If you read Scott's entire post. Bmw's platform sharing would be at the forefront b/c it would be the first to utilize carbon fiber, magnesium, and aluminum, all in significant quantities. Something no manufacture has done over such a potentially large range of models.
Ah, okay so I see now, BMW invented carbon fiber reinforced plastic and introduced aluminum and magnesium to the automotive manufacturing world. Well let's see, a little company called GM made a lightweight car from steel, aluminum, magnesium, and fiber reinforced plastic. The car was designed starting in the late 1970's. 7 years later BMW copied the concept and called it the Z1 after the Fiero had been on the market almost 4 years. The Z1 was a new way to design and manufacture cars BMW said back then and would change the automotive world, however only GM started an entirely new car company from the design and manufacturing technology.
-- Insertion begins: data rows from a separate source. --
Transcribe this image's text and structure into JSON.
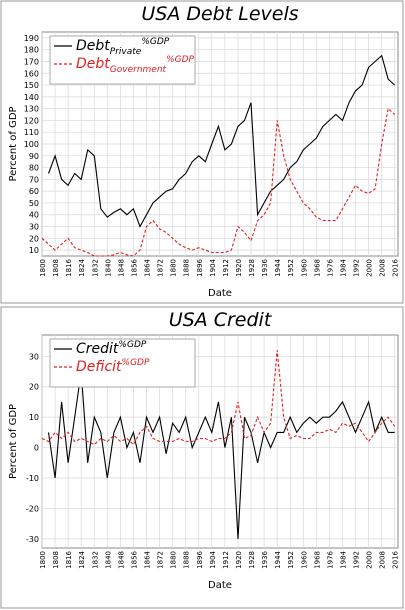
{
  "chart_data": [
    {
      "type": "line",
      "title": "USA Debt Levels",
      "x_label": "Date",
      "y_label": "Percent of GDP",
      "x": [
        1800,
        1804,
        1808,
        1812,
        1816,
        1820,
        1824,
        1828,
        1832,
        1836,
        1840,
        1844,
        1848,
        1852,
        1856,
        1860,
        1864,
        1868,
        1872,
        1876,
        1880,
        1884,
        1888,
        1892,
        1896,
        1900,
        1904,
        1908,
        1912,
        1916,
        1920,
        1924,
        1928,
        1932,
        1936,
        1940,
        1944,
        1948,
        1952,
        1956,
        1960,
        1964,
        1968,
        1972,
        1976,
        1980,
        1984,
        1988,
        1992,
        1996,
        2000,
        2004,
        2008,
        2012,
        2016
      ],
      "series": [
        {
          "name": "Debt",
          "subscript": "Private",
          "superscript": "%GDP",
          "color": "#000000",
          "linestyle": "solid",
          "values": [
            null,
            75,
            90,
            70,
            65,
            75,
            70,
            95,
            90,
            45,
            38,
            42,
            45,
            40,
            45,
            30,
            40,
            50,
            55,
            60,
            62,
            70,
            75,
            85,
            90,
            85,
            100,
            115,
            95,
            100,
            115,
            120,
            135,
            40,
            50,
            60,
            65,
            70,
            80,
            85,
            95,
            100,
            105,
            115,
            120,
            125,
            120,
            135,
            145,
            150,
            165,
            170,
            175,
            155,
            150
          ]
        },
        {
          "name": "Debt",
          "subscript": "Government",
          "superscript": "%GDP",
          "color": "#e02020",
          "linestyle": "dashed",
          "values": [
            20,
            15,
            10,
            15,
            20,
            12,
            10,
            8,
            5,
            5,
            5,
            6,
            8,
            6,
            5,
            10,
            30,
            35,
            28,
            25,
            20,
            15,
            12,
            10,
            12,
            10,
            8,
            8,
            8,
            10,
            30,
            25,
            18,
            35,
            40,
            50,
            120,
            90,
            70,
            60,
            50,
            45,
            38,
            35,
            35,
            35,
            45,
            55,
            65,
            60,
            58,
            62,
            100,
            130,
            125
          ]
        }
      ],
      "xlim": [
        1800,
        2018
      ],
      "xticks": [
        1800,
        1808,
        1816,
        1824,
        1832,
        1840,
        1848,
        1856,
        1864,
        1872,
        1880,
        1888,
        1896,
        1904,
        1912,
        1920,
        1928,
        1936,
        1944,
        1952,
        1960,
        1968,
        1976,
        1984,
        1992,
        2000,
        2008,
        2016
      ],
      "ylim": [
        5,
        195
      ],
      "yticks": [
        10,
        20,
        30,
        40,
        50,
        60,
        70,
        80,
        90,
        100,
        110,
        120,
        130,
        140,
        150,
        160,
        170,
        180,
        190
      ],
      "grid": true,
      "legend": "upper left"
    },
    {
      "type": "line",
      "title": "USA Credit",
      "x_label": "Date",
      "y_label": "Percent of GDP",
      "x": [
        1800,
        1804,
        1808,
        1812,
        1816,
        1820,
        1824,
        1828,
        1832,
        1836,
        1840,
        1844,
        1848,
        1852,
        1856,
        1860,
        1864,
        1868,
        1872,
        1876,
        1880,
        1884,
        1888,
        1892,
        1896,
        1900,
        1904,
        1908,
        1912,
        1916,
        1920,
        1924,
        1928,
        1932,
        1936,
        1940,
        1944,
        1948,
        1952,
        1956,
        1960,
        1964,
        1968,
        1972,
        1976,
        1980,
        1984,
        1988,
        1992,
        1996,
        2000,
        2004,
        2008,
        2012,
        2016
      ],
      "series": [
        {
          "name": "Credit",
          "superscript": "%GDP",
          "color": "#000000",
          "linestyle": "solid",
          "values": [
            null,
            5,
            -10,
            15,
            -5,
            10,
            25,
            -5,
            10,
            5,
            -10,
            5,
            10,
            0,
            5,
            -5,
            10,
            5,
            10,
            -2,
            8,
            5,
            10,
            0,
            5,
            10,
            5,
            15,
            0,
            10,
            -30,
            10,
            5,
            -5,
            5,
            0,
            5,
            5,
            10,
            5,
            8,
            10,
            8,
            10,
            10,
            12,
            15,
            10,
            5,
            10,
            15,
            5,
            10,
            5,
            5
          ]
        },
        {
          "name": "Deficit",
          "superscript": "%GDP",
          "color": "#e02020",
          "linestyle": "dashed",
          "values": [
            3,
            2,
            5,
            3,
            5,
            2,
            3,
            2,
            1,
            3,
            2,
            4,
            2,
            3,
            1,
            5,
            7,
            3,
            2,
            2,
            2,
            3,
            2,
            2,
            3,
            3,
            2,
            3,
            3,
            5,
            15,
            3,
            4,
            10,
            5,
            8,
            32,
            10,
            3,
            4,
            3,
            3,
            5,
            5,
            6,
            5,
            8,
            7,
            8,
            5,
            2,
            5,
            8,
            10,
            7
          ]
        }
      ],
      "xlim": [
        1800,
        2018
      ],
      "xticks": [
        1800,
        1808,
        1816,
        1824,
        1832,
        1840,
        1848,
        1856,
        1864,
        1872,
        1880,
        1888,
        1896,
        1904,
        1912,
        1920,
        1928,
        1936,
        1944,
        1952,
        1960,
        1968,
        1976,
        1984,
        1992,
        2000,
        2008,
        2016
      ],
      "ylim": [
        -33,
        37
      ],
      "yticks": [
        -30,
        -20,
        -10,
        0,
        10,
        20,
        30
      ],
      "grid": true,
      "legend": "upper left"
    }
  ]
}
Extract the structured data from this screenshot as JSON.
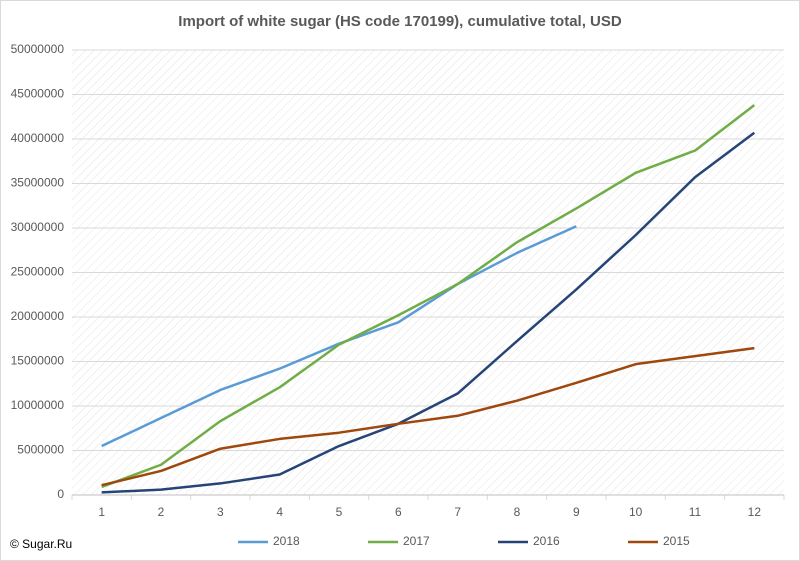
{
  "chart_data": {
    "type": "line",
    "title": "Import of white sugar (HS code 170199), cumulative total, USD",
    "source": "© Sugar.Ru",
    "categories": [
      1,
      2,
      3,
      4,
      5,
      6,
      7,
      8,
      9,
      10,
      11,
      12
    ],
    "series": [
      {
        "name": "2018",
        "color": "#5b9bd5",
        "values": [
          5500000,
          8650000,
          11800000,
          14200000,
          17000000,
          19400000,
          23700000,
          27200000,
          30200000,
          null,
          null,
          null
        ]
      },
      {
        "name": "2017",
        "color": "#70ad47",
        "values": [
          900000,
          3400000,
          8300000,
          12100000,
          16900000,
          20200000,
          23700000,
          28400000,
          32200000,
          36200000,
          38700000,
          43800000
        ]
      },
      {
        "name": "2016",
        "color": "#264478",
        "values": [
          300000,
          600000,
          1300000,
          2300000,
          5500000,
          8000000,
          11400000,
          17300000,
          23100000,
          29200000,
          35700000,
          40700000
        ]
      },
      {
        "name": "2015",
        "color": "#9e480e",
        "values": [
          1100000,
          2700000,
          5200000,
          6300000,
          7000000,
          8000000,
          8900000,
          10600000,
          12600000,
          14700000,
          15600000,
          16500000
        ]
      }
    ],
    "ylim": [
      0,
      50000000
    ],
    "yticks": [
      0,
      5000000,
      10000000,
      15000000,
      20000000,
      25000000,
      30000000,
      35000000,
      40000000,
      45000000,
      50000000
    ],
    "grid": true,
    "legend": "bottom"
  }
}
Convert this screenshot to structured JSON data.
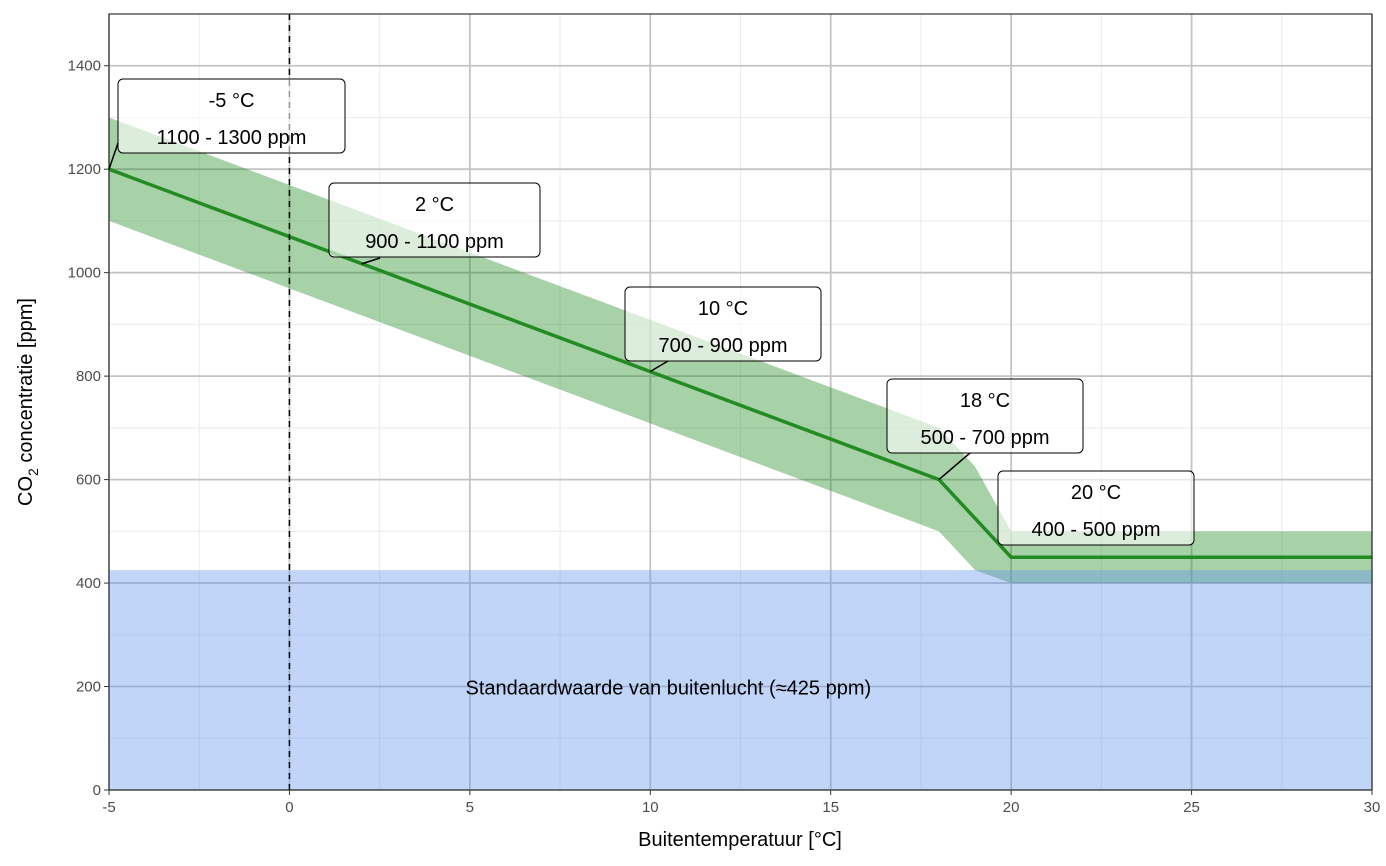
{
  "chart_data": {
    "type": "line",
    "xlabel": "Buitentemperatuur [°C]",
    "ylabel_main": "CO",
    "ylabel_sub": "2",
    "ylabel_rest": " concentratie [ppm]",
    "xlim": [
      -5,
      30
    ],
    "ylim": [
      0,
      1500
    ],
    "x_ticks": [
      -5,
      0,
      5,
      10,
      15,
      20,
      25,
      30
    ],
    "y_ticks": [
      0,
      200,
      400,
      600,
      800,
      1000,
      1200,
      1400
    ],
    "grid": true,
    "series": [
      {
        "x": [
          -5,
          18,
          20,
          30
        ],
        "y": [
          1200,
          600,
          450,
          450
        ],
        "color": "#228B22"
      }
    ],
    "band": {
      "upper": {
        "x": [
          -5,
          18,
          19,
          20,
          30
        ],
        "y": [
          1300,
          700,
          625,
          500,
          500
        ]
      },
      "lower": {
        "x": [
          -5,
          18,
          19,
          20,
          30
        ],
        "y": [
          1100,
          500,
          425,
          400,
          400
        ]
      },
      "color": "#228B22"
    },
    "reference_area": {
      "ymin": 0,
      "ymax": 425,
      "color": "#6495ED",
      "label": "Standaardwaarde van buitenlucht (≈425 ppm)"
    },
    "vline": {
      "x": 0,
      "style": "dashed"
    },
    "annotations": [
      {
        "x": -5,
        "y": 1200,
        "line1": "-5 °C",
        "line2": "1100 - 1300 ppm"
      },
      {
        "x": 2,
        "y": 1017,
        "line1": "2 °C",
        "line2": "900 - 1100 ppm"
      },
      {
        "x": 10,
        "y": 809,
        "line1": "10 °C",
        "line2": "700 - 900 ppm"
      },
      {
        "x": 18,
        "y": 600,
        "line1": "18 °C",
        "line2": "500 - 700 ppm"
      },
      {
        "x": 20,
        "y": 450,
        "line1": "20 °C",
        "line2": "400 - 500 ppm"
      }
    ]
  }
}
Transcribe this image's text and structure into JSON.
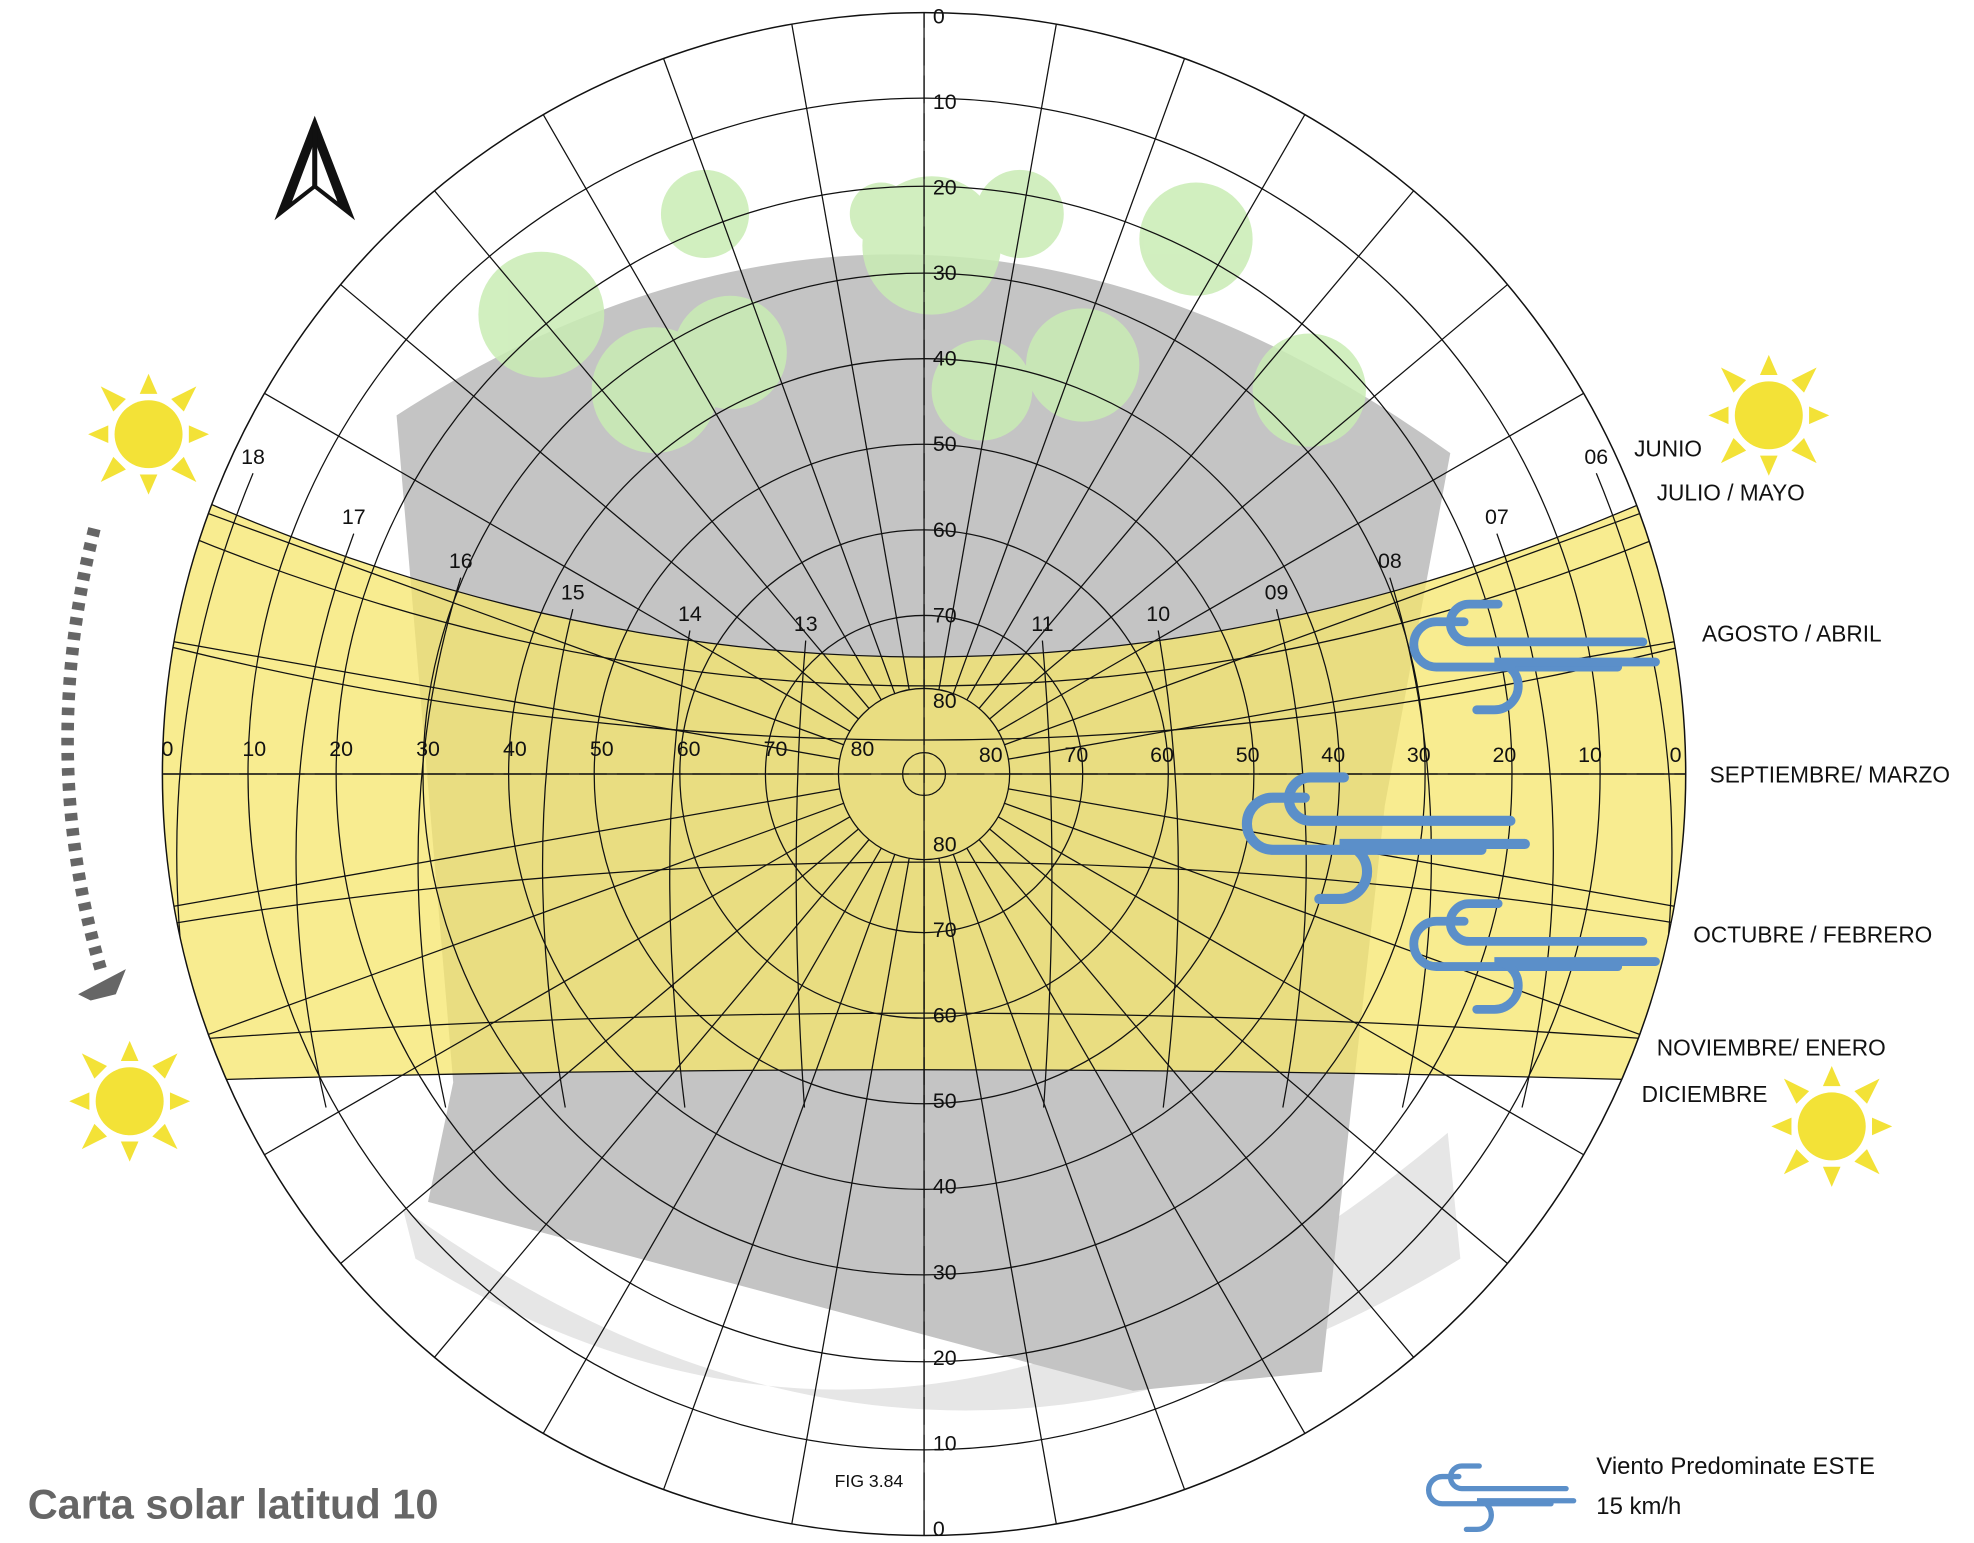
{
  "title": "Carta solar latitud 10",
  "figure": "FIG 3.84",
  "legend": {
    "label": "Viento Predominate ESTE",
    "speed": "15 km/h"
  },
  "months": [
    "JUNIO",
    "JULIO / MAYO",
    "AGOSTO / ABRIL",
    "SEPTIEMBRE/ MARZO",
    "OCTUBRE / FEBRERO",
    "NOVIEMBRE/ ENERO",
    "DICIEMBRE"
  ],
  "hours": [
    "18",
    "17",
    "16",
    "15",
    "14",
    "13",
    "11",
    "10",
    "09",
    "08",
    "07",
    "06"
  ],
  "altitude_top": [
    "0",
    "10",
    "20",
    "30",
    "40",
    "50",
    "60",
    "70",
    "80"
  ],
  "altitude_bottom": [
    "80",
    "70",
    "60",
    "50",
    "40",
    "30",
    "20",
    "10",
    "0"
  ],
  "altitude_left": [
    "0",
    "10",
    "20",
    "30",
    "40",
    "50",
    "60",
    "70",
    "80"
  ],
  "altitude_right": [
    "80",
    "70",
    "60",
    "50",
    "40",
    "30",
    "20",
    "10",
    "0"
  ]
}
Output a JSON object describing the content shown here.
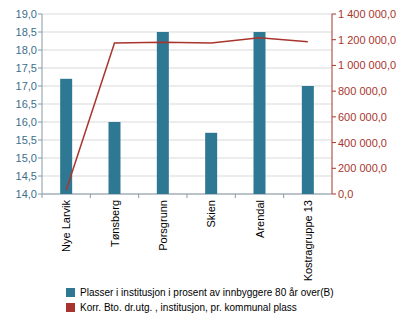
{
  "chart_data": {
    "type": "bar",
    "categories": [
      "Nye Larvik",
      "Tønsberg",
      "Porsgrunn",
      "Skien",
      "Arendal",
      "Kostragruppe 13"
    ],
    "series": [
      {
        "name": "Plasser i institusjon i prosent av innbyggere 80 år over(B)",
        "type": "bar",
        "color": "#2f7894",
        "values": [
          17.2,
          16.0,
          18.5,
          15.7,
          18.5,
          17.0
        ]
      },
      {
        "name": "Korr. Bto. dr.utg. , institusjon, pr. kommunal plass",
        "type": "line",
        "axis": "y2",
        "color": "#a8352d",
        "values": [
          30000,
          1175000,
          1180000,
          1175000,
          1215000,
          1185000
        ]
      }
    ],
    "ylim": [
      14,
      19
    ],
    "yticks": [
      {
        "value": 14,
        "label": "14,0"
      },
      {
        "value": 14.5,
        "label": "14,5"
      },
      {
        "value": 15,
        "label": "15,0"
      },
      {
        "value": 15.5,
        "label": "15,5"
      },
      {
        "value": 16,
        "label": "16,0"
      },
      {
        "value": 16.5,
        "label": "16,5"
      },
      {
        "value": 17,
        "label": "17,0"
      },
      {
        "value": 17.5,
        "label": "17,5"
      },
      {
        "value": 18,
        "label": "18,0"
      },
      {
        "value": 18.5,
        "label": "18,5"
      },
      {
        "value": 19,
        "label": "19,0"
      }
    ],
    "y2lim": [
      0,
      1400000
    ],
    "y2ticks": [
      {
        "value": 0,
        "label": "0,0"
      },
      {
        "value": 200000,
        "label": "200 000,0"
      },
      {
        "value": 400000,
        "label": "400 000,0"
      },
      {
        "value": 600000,
        "label": "600 000,0"
      },
      {
        "value": 800000,
        "label": "800 000,0"
      },
      {
        "value": 1000000,
        "label": "1 000 000,0"
      },
      {
        "value": 1200000,
        "label": "1 200 000,0"
      },
      {
        "value": 1400000,
        "label": "1 400 000,0"
      }
    ],
    "grid": true,
    "legend": "bottom"
  }
}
Oh, and another German company called Audi developed an all aluminum chassis way back in 1978 (saw the pictures of two Audi engineers holding up the unibody in Die Ziet back in the day). While BMW introduced the Z8 20 years later with an all-aluminum front structure that needed to be recalled after stress fractures showed up in the shock mounts. And God forbid the next gen 2015 Ford F-150 with it's all aluminum body (1st for light duty pickups) that shaves 700 pounds from the previous generation model.

But yeah, that i8, it weighs more that the Corvette and is half a second slower to 60 MPH, but hey it saves gas and costs 3 times as much!

But your right, none of these magical feats match BMW being on the forefront of engineering now that it has figured out that front wheel drive is a better packaging solution for small econoboxes (who'd a thunk), and that platform sharing saves design, development and production costs (no one yet figured that out - wow).

Please, save the PR spin for politics; it might work there.